Fenêtre de lecture de Lyonel Trouillot

Vivre avec sa mémoire

Danfans malè, nouvelles, Jean-Euphèle Milcé, éditions de la rosée, 2019

Publié le 2020-01-17 | Le Nouvelliste

On  a souvent déploré la rareté des textes de fiction en créole. Plus nombreux sont les textes poétiques pour des raisons multiples : le statut de la poésie en Haïti, le risque économique (les livres de fiction étant en général plus volumineux que les plaquettes de poésie), l’absence d’une mémoire littéraire en créole dans le domaine de la fiction… Cependant, depuis quelques années, le nombre de textes de fiction en créole augmente.
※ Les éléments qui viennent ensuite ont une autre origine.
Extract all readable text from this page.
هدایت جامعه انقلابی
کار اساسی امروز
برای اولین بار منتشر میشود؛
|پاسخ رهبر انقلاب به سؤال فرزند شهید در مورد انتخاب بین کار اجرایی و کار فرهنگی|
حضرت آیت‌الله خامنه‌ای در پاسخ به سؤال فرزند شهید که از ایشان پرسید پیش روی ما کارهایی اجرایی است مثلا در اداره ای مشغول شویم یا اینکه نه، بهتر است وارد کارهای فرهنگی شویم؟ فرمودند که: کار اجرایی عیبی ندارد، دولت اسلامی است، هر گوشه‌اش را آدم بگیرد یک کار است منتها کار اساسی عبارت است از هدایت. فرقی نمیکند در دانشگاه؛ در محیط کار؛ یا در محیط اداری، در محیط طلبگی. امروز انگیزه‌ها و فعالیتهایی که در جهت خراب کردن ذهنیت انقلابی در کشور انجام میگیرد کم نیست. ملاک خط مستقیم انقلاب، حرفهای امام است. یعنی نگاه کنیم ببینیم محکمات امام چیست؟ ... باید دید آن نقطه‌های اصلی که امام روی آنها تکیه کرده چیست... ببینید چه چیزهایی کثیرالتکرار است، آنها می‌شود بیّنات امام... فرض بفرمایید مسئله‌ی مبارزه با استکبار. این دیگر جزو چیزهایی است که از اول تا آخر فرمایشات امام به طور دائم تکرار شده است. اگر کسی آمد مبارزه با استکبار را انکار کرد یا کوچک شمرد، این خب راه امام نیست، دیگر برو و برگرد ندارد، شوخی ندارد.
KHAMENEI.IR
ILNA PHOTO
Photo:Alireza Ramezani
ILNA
Lentement certes, mais avec des textes de qualité. 

Le recueil de nouvelles de Jean Euphèle Milcé publié chez les éditions de La Rosée (une jeune maison basée aux Gonaïves dont il faut saluer le dynamisme) est constitué d’un ensemble de sept textes dont la plupart développent une thématique de la perte et du souvenir. Habiter sa mémoire ou se laisser habiter par elle, pour n’avoir pas à soi que l’instant. 

« Simiye Tobout », la première nouvelle, l’une des plus poignantes du recueil, traite de la perte d’un ami conduit au suicide par l’isolement et le rejet qu’il a subis à cause de son orientation sexuelle. La dernière, « Mona », aux forts accents lyriques, traite de la perte d’une amie, d’un amour emporté par les eaux à l’occasion d’une des trop nombreuses catastrophes naturelles. Celle-ci pourrait s’appeler : dialogue avec la disparue. Impuissance et force du langage, tout ce qu’il nous reste face à l’absence. « M ap chèche ou anba dekonb yon pakèt pawòl initil, pandan m ap siveye menm pi piti farinay lespwa. » Une thématique de l’injustice aussi. Les misères que nous fait la nature, mais aussi celles que les humains font aux humains : un garçon poussé au suicide… Un jouisseur qui exhibe sa montre alors qu’il « brasse » sur la misère du peuple… À donner à lire aux jeunes, « Move trip », cette jeune femme qui se retrouve en prison, violée par Renèl et sa bande.  Qui n’aime pas l’État. Ni les violeurs. Ni la ville de Saint-Marc. Et qui attend son heure. On ne peut pas venger la nature, mais contre les hommes, on peut : « Jou sa a, devan Bawon, m ap plante je m nan je Renèl. Tout longè. »

Les nouvelles sont écrites à la première personne, sans pour autant verser dans un excès de lyrisme. Elles évitent ainsi, malgré leur poignance, le mélodramatique. « Tan rele tan. » C’est la première phrase de la nouvelle. On peut la lire doublement. Comme une redondance, nous rappelant que portant bien son nom, le temps emporte les choses et ne les remplace pas toujours. Ou, comme le constat que le temps d’aujourd’hui convoque celui d’hier, comme une absence redevenue présence par le souvenir.

La plus drôle, la seule à ne pas être écrite à la première personne, « Sèvi ak Blan ». Une grande famille qui se reproduit par l’importation d’un blanc… Drôle mais, hélas, tellement dans la réalité.

Une bonne lecture que ce « Danfans malè ».